Le projet existe et nous sommes à quelques jours de l'ouverture de la conférence. Comme l'a dit M. l'ambassadeur, celle-ci n'a pas vocation à rouvrir le débat sur l'ensemble du traité, ce qui est inconcevable en neuf jours et reviendrait à condamner le texte. En revanche, il faut tout mettre en oeuvre pour tenter d'améliorer celui-ci sur plusieurs points.

Tout d'abord, son champ d'application, qui ne s'étend pas à l'ensemble des armes au sens d'Amnesty International. En particulier, les munitions et les parties composantes sont prises en considération de façon dégradée : elles ne font pas l'objet d'un contrôle exhaustif au titre de l'article 2.

En ce qui concerne les interdictions expresses et le processus d'évaluation nationale – articles 3 et 4 –, nous demandons un renforcement, voire une réécriture, des dispositions du traité afin de rendre plus rigoureux le contrôle effectué par les États. Ainsi, le problème des violences sexuelles et celui des enfants soldats font l'objet d'un traitement tout à fait insuffisant.

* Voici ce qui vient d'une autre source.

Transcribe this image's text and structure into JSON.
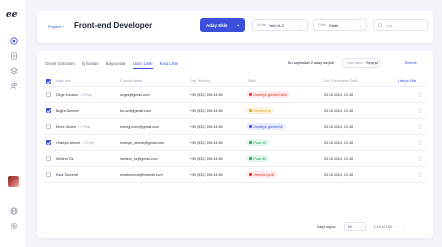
{
  "sidebar": {
    "logo": "ee",
    "icons": [
      "target-icon",
      "document-icon",
      "layers-icon",
      "users-icon"
    ],
    "bottom_icons": [
      "globe-icon",
      "settings-icon"
    ]
  },
  "header": {
    "breadcrumb": "Projeler /",
    "title": "Front-end Developer",
    "add_button": "Aday Ekle",
    "sort": {
      "label": "Sırala",
      "value": "İsim A-Z"
    },
    "filter": {
      "label": "Filtre",
      "value": "Statü"
    },
    "search_placeholder": "Ara"
  },
  "tabs": [
    {
      "label": "Genel Görünüm",
      "state": "default"
    },
    {
      "label": "İş İlanları",
      "state": "default"
    },
    {
      "label": "Başvurular",
      "state": "default"
    },
    {
      "label": "Uzun Liste",
      "state": "active"
    },
    {
      "label": "Kısa Liste",
      "state": "blue"
    }
  ],
  "per_page": {
    "label": "Bu sayfadaki 2 aday seçildi",
    "select_label": "Toplu işlem",
    "select_value": "Seçiniz",
    "clear_link": "Temizle"
  },
  "table": {
    "headers": {
      "name": "Aday İsmi",
      "email": "E-posta Adresi",
      "phone": "Cep Telefonu",
      "status": "Statü",
      "date": "Son Güncelleme Tarihi",
      "action": "Listeye Ekle"
    },
    "rows": [
      {
        "checked": false,
        "name": "Özge Kocaca",
        "proj": "• 2 Proje",
        "email": "ozgek@gmail.com",
        "phone": "+90 (532) 255 44 66",
        "status": "Davetiye gönderilmedi",
        "status_color": "#e0342b",
        "status_bg": "#fdeceb",
        "date": "03.10.2023, 21:45"
      },
      {
        "checked": true,
        "name": "Buğra Demirel",
        "proj": "",
        "email": "bu.ozd@gmail.com",
        "phone": "+90 (532) 255 44 66",
        "status": "İncelemiyor",
        "status_color": "#e0a423",
        "status_bg": "#fdf4e1",
        "date": "03.10.2023, 21:45"
      },
      {
        "checked": false,
        "name": "Emre Güven",
        "proj": "• 2 Proje",
        "email": "emreg.uven@gmail.com",
        "phone": "+90 (532) 255 44 66",
        "status": "Davetiye gönderildi",
        "status_color": "#3b4fd8",
        "status_bg": "#e9ecfd",
        "date": "03.10.2023, 21:45"
      },
      {
        "checked": true,
        "name": "Hüseyin Ahmet",
        "proj": "• 4 Proje",
        "email": "huseyin_ahmet@gmail.com",
        "phone": "+90 (532) 255 44 66",
        "status": "Puan 25",
        "status_color": "#22a95a",
        "status_bg": "#e5f6ec",
        "date": "03.10.2023, 21:45"
      },
      {
        "checked": false,
        "name": "Meltem Öz",
        "proj": "",
        "email": "meltem_oz@gmail.com",
        "phone": "+90 (532) 255 44 66",
        "status": "Puan 80",
        "status_color": "#22a95a",
        "status_bg": "#e5f6ec",
        "date": "03.10.2023, 21:45"
      },
      {
        "checked": false,
        "name": "Esra Tosverdi",
        "proj": "",
        "email": "esratosverdi@hotmail.com",
        "phone": "+90 (532) 255 44 66",
        "status": "Yetersiz içerik",
        "status_color": "#e0342b",
        "status_bg": "#fdeceb",
        "date": "03.10.2023, 21:45"
      }
    ]
  },
  "footer": {
    "rows_label": "Kayıt sayısı",
    "rows_value": "10",
    "range": "1-10 of 100",
    "prev": "‹",
    "next": "›"
  },
  "colors": {
    "accent": "#3b4fd8",
    "background": "#f4f5f9"
  }
}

Amnesty International est bien conscient du fait qu'il s'agit d'une négociation internationale entre 193 États aussi différents que le Zimbabwe, la Syrie, la France, les États-Unis, la Corée du Nord, le Venezuela et l'Argentine. Le projet actuel de traité est le fruit de compromis que nous ne remettons pas en cause. Mais nous espérons convaincre la France et plusieurs autres pays, en particulier les membres permanents du Conseil de sécurité, d'aller de l'avant et de tenter d'améliorer le texte.

Amnesty International souhaiterait que la transparence y soit renforcée, notamment en faisant en sorte que les rapports publics sur les transferts d'armes soient réellement diffusés à l'ensemble de la société civile et aux parlements nationaux.

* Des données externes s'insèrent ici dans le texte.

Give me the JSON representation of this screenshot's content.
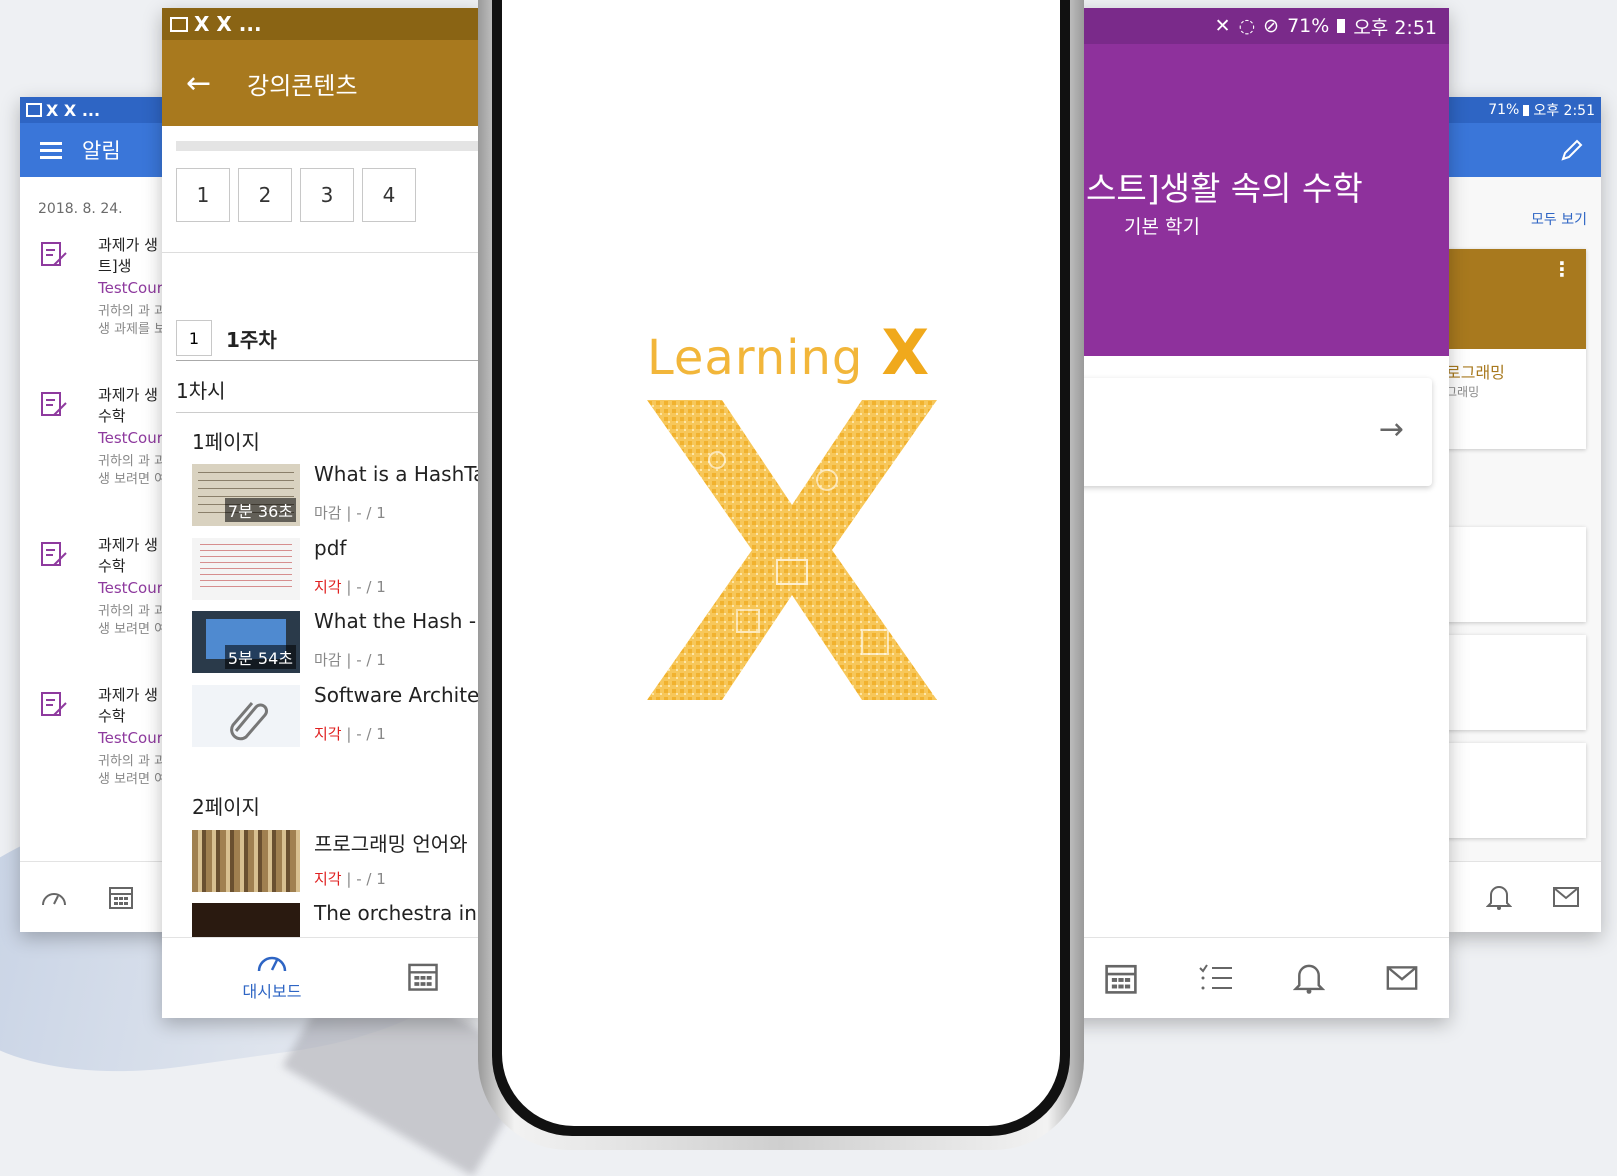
{
  "colors": {
    "notify_blue": "#3a76d9",
    "content_brown": "#a8791e",
    "course_purple": "#8e319c",
    "brand_gold": "#f2b63a",
    "late_red": "#e02020"
  },
  "notify_screen": {
    "status_left": "X X ...",
    "title": "알림",
    "date": "2018. 8. 24.",
    "items": [
      {
        "title": "과제가 생 테스트]생",
        "course": "TestCour",
        "desc": "귀하의 과 과제가 생 과제를 보"
      },
      {
        "title": "과제가 생 속의 수학",
        "course": "TestCour",
        "desc": "귀하의 과 과제가 생 보려면 여"
      },
      {
        "title": "과제가 생 속의 수학",
        "course": "TestCour",
        "desc": "귀하의 과 과제가 생 보려면 여"
      },
      {
        "title": "과제가 생 속의 수학",
        "course": "TestCour",
        "desc": "귀하의 과 과제가 생 보려면 여"
      }
    ]
  },
  "content_screen": {
    "status_left": "X X ...",
    "title": "강의콘텐츠",
    "pages": [
      "1",
      "2",
      "3",
      "4"
    ],
    "week_number": "1",
    "week_label": "1주차",
    "session": "1차시",
    "page1_label": "1페이지",
    "page2_label": "2페이지",
    "items": [
      {
        "name": "What is a HashTa",
        "duration": "7분 36초",
        "status": "마감",
        "meta": " | - / 1"
      },
      {
        "name": "pdf",
        "duration": "",
        "status": "지각",
        "meta": " | - / 1"
      },
      {
        "name": "What the Hash -",
        "duration": "5분 54초",
        "status": "마감",
        "meta": " | - / 1"
      },
      {
        "name": "Software Archite",
        "duration": "",
        "status": "지각",
        "meta": " | - / 1"
      },
      {
        "name": "프로그래밍 언어와",
        "duration": "",
        "status": "지각",
        "meta": " | - / 1"
      },
      {
        "name": "The orchestra in",
        "duration": "",
        "status": "",
        "meta": ""
      }
    ],
    "bottom_tab_label": "대시보드"
  },
  "course_screen": {
    "status_right": "71%",
    "status_time": "오후 2:51",
    "title": "스트]생활 속의 수학",
    "subtitle": "기본 학기"
  },
  "dash_screen": {
    "status_right": "71%",
    "status_time": "오후 2:51",
    "see_all": "모두 보기",
    "card_title": "로그래밍",
    "card_sub": "그래밍"
  },
  "splash": {
    "brand_text": "Learning",
    "brand_x": "X"
  }
}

Aux termes de l'article 5.2, les accords de coopération en matière de défense ne seraient pas soumis au traité. Cela pose un véritable problème : cet article remet manifestement en cause les buts et objectifs du traité. Amnesty International souhaite donc sa suppression. En effet, comment un traité sur les transferts d'armes peut-il inclure un article soustrayant aux dispositions du texte tous les transferts d'armes effectués au titre d'accords de coopération en matière de défense ? C'est inimaginable. La Syrie reçoit aujourd'hui des armes au titre d'accords de coopération et de contrats avec la Russie.

Nul n'ignore que la France fait partie des pays qui soutiennent le traité. Ses représentants – les ministères, M. l'ambassadeur – ont souvent repris les positions d'Amnesty International, qu'ils connaissent très bien. Nous en discutons et nous étudions ce qui est possible compte tenu des lignes rouges de la France. Amnesty International n'est pas là pour casser la négociation, mais pour encourager l'adoption du meilleur traité possible, parce que nous nous préoccupons du sort des populations civiles sur le terrain. Au cours de mon intervention, plusieurs personnes auront perdu la vie à cause du problème dont nous discutons : on considère qu'il en fait mourir une par minute. Au-delà des intérêts des États, il nous faut nous soucier de ceux des populations civiles, qui, on l'a vu en Syrie et au Mali, paient aujourd'hui le prix fort.